Era festa havaiana, por isso o Yang levou uns calções com padrão de hibiscos e a Yin uma micro-saia estampada de franjinhas e bikini, complementados por aqueles colares de flores que nos ofereceram por lá.
A memória escreve-se por linhas tortuosas e nem sempre conseguimos fazer jus aos acontecimentos. Nunca escrevemos aqui sobre um casal que conhecemos no nosso antigo clube preferido, uma vez que lá fomos com os Envergonhados. A bem dizer, nessa noite apenas a Yin conheceu o membro feminino desse casal, e tudo por causa das unhas. Ela estava a conversar com a Envergonhada na fila para pagamento sobre roer unhas e a Senhora que estava atrás meteu-se com elas, porque também ela roía as unhas. Muito simpática esta Senhora, a Yin ficou impressionada com os olhos dela, com a intensidade deles. E ficaram um pouco a discutir tentativas e métodos, e a desejar que da próxima vez que se vissem, conseguissem controlar o vício. Ela disse que o casal a que pertencia se chamava 2x2 e que ambos tinham a mesma tatuagem. Ao mesmo tempo que diz isto, levanta o vestido e mostra (supostamente) a tatuagem, mas foi tudo muito rápido e a Yin não conseguiu ver nada, pois ficou vidrada no papinho moreno e totalmente depilado, sinal de que costuma apanhar bastante sol.
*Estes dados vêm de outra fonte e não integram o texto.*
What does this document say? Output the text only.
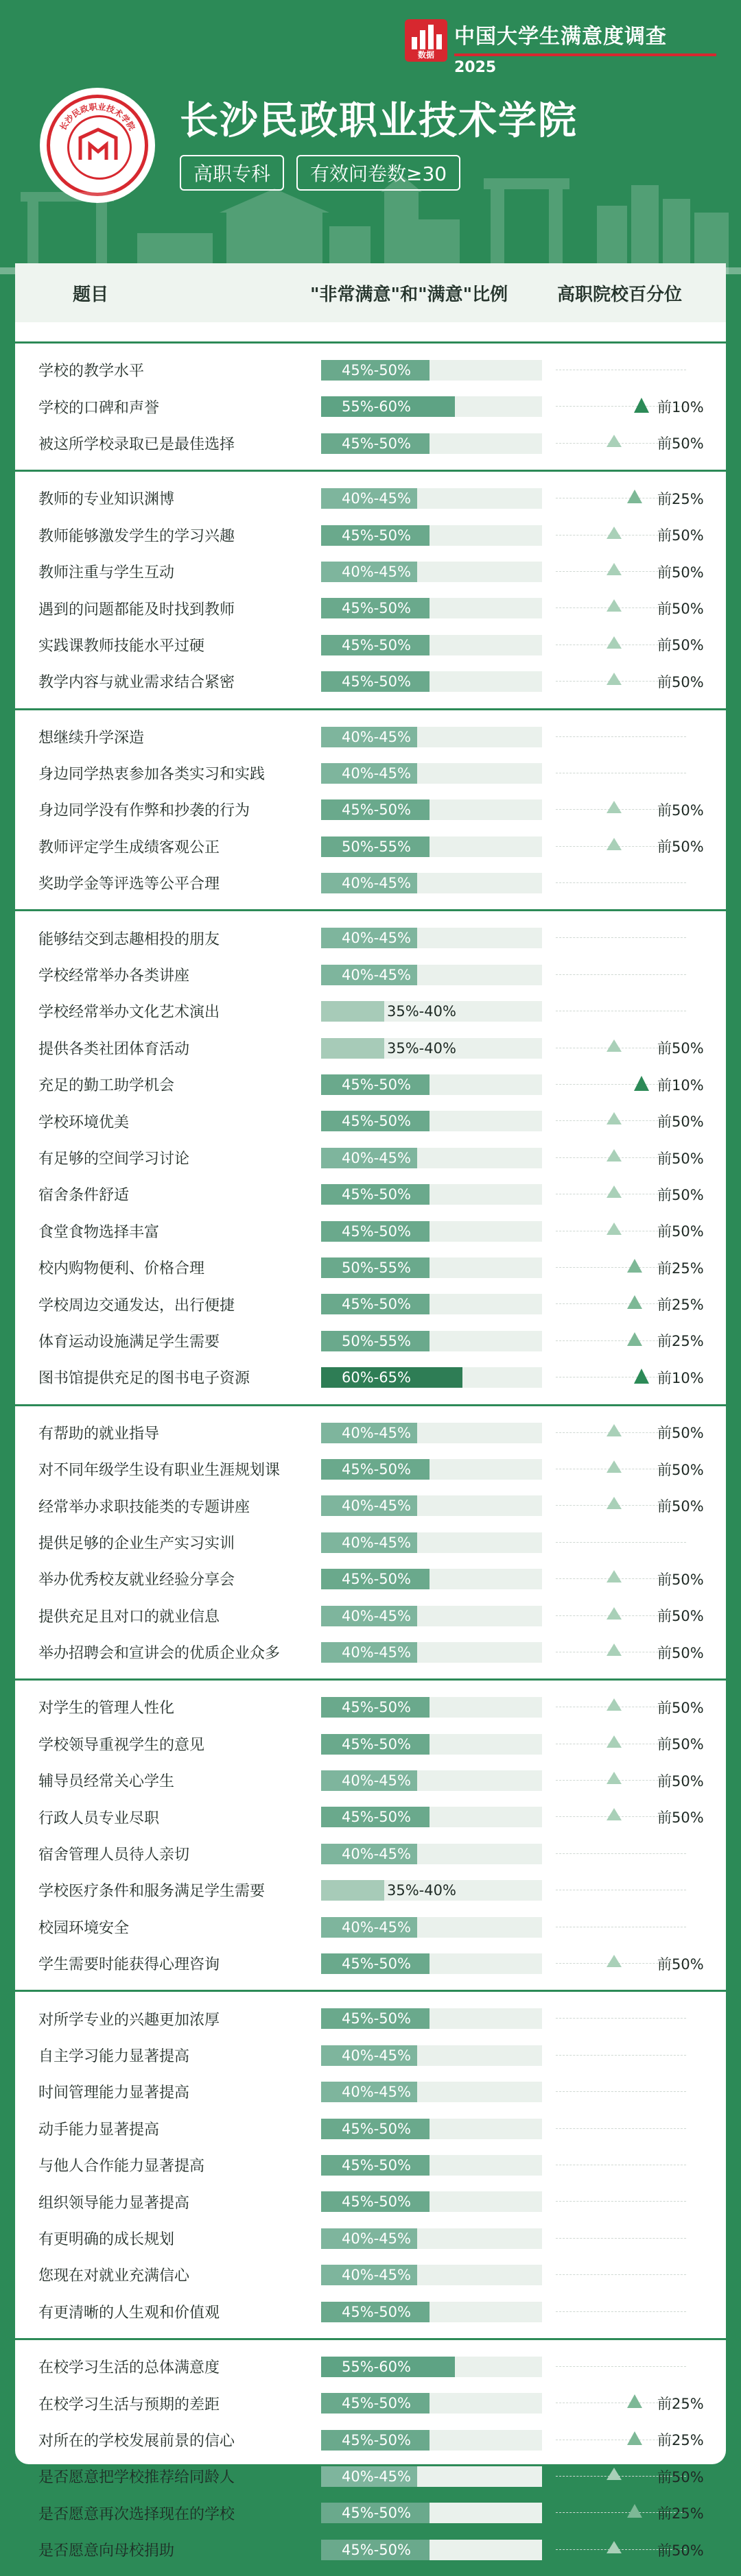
数据
中国大学生满意度调查
2025
长沙民政职业技术学院 长沙民政职业技术学院
高职专科	有效问卷数≥30
题目	"非常满意"和"满意"比例	高职院校百分位
学校的教学水平	45%-50%
学校的口碑和声誉	55%-60%	前10%
被这所学校录取已是最佳选择	45%-50%	前50%
教师的专业知识渊博	40%-45%	前25%
教师能够激发学生的学习兴趣	45%-50%	前50%
教师注重与学生互动	40%-45%	前50%
遇到的问题都能及时找到教师	45%-50%	前50%
实践课教师技能水平过硬	45%-50%	前50%
教学内容与就业需求结合紧密	45%-50%	前50%
想继续升学深造	40%-45%
身边同学热衷参加各类实习和实践	40%-45%
身边同学没有作弊和抄袭的行为	45%-50%	前50%
教师评定学生成绩客观公正	50%-55%	前50%
奖助学金等评选等公平合理	40%-45%
能够结交到志趣相投的朋友	40%-45%
学校经常举办各类讲座	40%-45%
学校经常举办文化艺术演出	35%-40%
提供各类社团体育活动	35%-40%	前50%
充足的勤工助学机会	45%-50%	前10%
学校环境优美	45%-50%	前50%
有足够的空间学习讨论	40%-45%	前50%
宿舍条件舒适	45%-50%	前50%
食堂食物选择丰富	45%-50%	前50%
校内购物便利、价格合理	50%-55%	前25%
学校周边交通发达，出行便捷	45%-50%	前25%
体育运动设施满足学生需要	50%-55%	前25%
图书馆提供充足的图书电子资源	60%-65%	前10%
有帮助的就业指导	40%-45%	前50%
对不同年级学生设有职业生涯规划课	45%-50%	前50%
经常举办求职技能类的专题讲座	40%-45%	前50%
提供足够的企业生产实习实训	40%-45%
举办优秀校友就业经验分享会	45%-50%	前50%
提供充足且对口的就业信息	40%-45%	前50%
举办招聘会和宣讲会的优质企业众多	40%-45%	前50%
对学生的管理人性化	45%-50%	前50%
学校领导重视学生的意见	45%-50%	前50%
辅导员经常关心学生	40%-45%	前50%
行政人员专业尽职	45%-50%	前50%
宿舍管理人员待人亲切	40%-45%
学校医疗条件和服务满足学生需要	35%-40%
校园环境安全	40%-45%
学生需要时能获得心理咨询	45%-50%	前50%
对所学专业的兴趣更加浓厚	45%-50%
自主学习能力显著提高	40%-45%
时间管理能力显著提高	40%-45%
动手能力显著提高	45%-50%
与他人合作能力显著提高	45%-50%
组织领导能力显著提高	45%-50%
有更明确的成长规划	40%-45%
您现在对就业充满信心	40%-45%
有更清晰的人生观和价值观	45%-50%
在校学习生活的总体满意度	55%-60%
在校学习生活与预期的差距	45%-50%	前25%
对所在的学校发展前景的信心	45%-50%	前25%
是否愿意把学校推荐给同龄人	40%-45%	前50%
是否愿意再次选择现在的学校	45%-50%	前25%
是否愿意向母校捐助	45%-50%	前50%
A partir daí, fomos mantendo algum contacto com o membro masculino do casal (por sinal bastante simpático) através de um site swinger, mas nunca mais nos voltámos a encontrar pessoalmente. Viemos a confirmar que também são fãs de nudismo e têm casa na praia.
A Yin reconheceu aqueles olhos intensos na mesa do jantar e foi meter-se com eles. A dona dos olhos intensos demorou algum tempo a lembrar-se dela, mas quando a Yin lhe falou das unhas riu-se e disse que tinha conseguido acabar com o vício de vez, ao contrário da Yin, que na altura em que a conheceu conseguiu andar uns tempos bem, mas depois recaiu no vício.

Mais tarde, a Yin confessou-lhe que não chegou a conseguir ver-lhe a tatuagem e o motivo de não ter conseguido. Ela riu e em plena pista de dança, quando nos íamos a despedir, levantou o seu vestido rendado sem forro, devagarinho, para que a Yin pudesse finalmente apreciar a sua tatuagem… e novamente o seu papinho lisinho e moreno.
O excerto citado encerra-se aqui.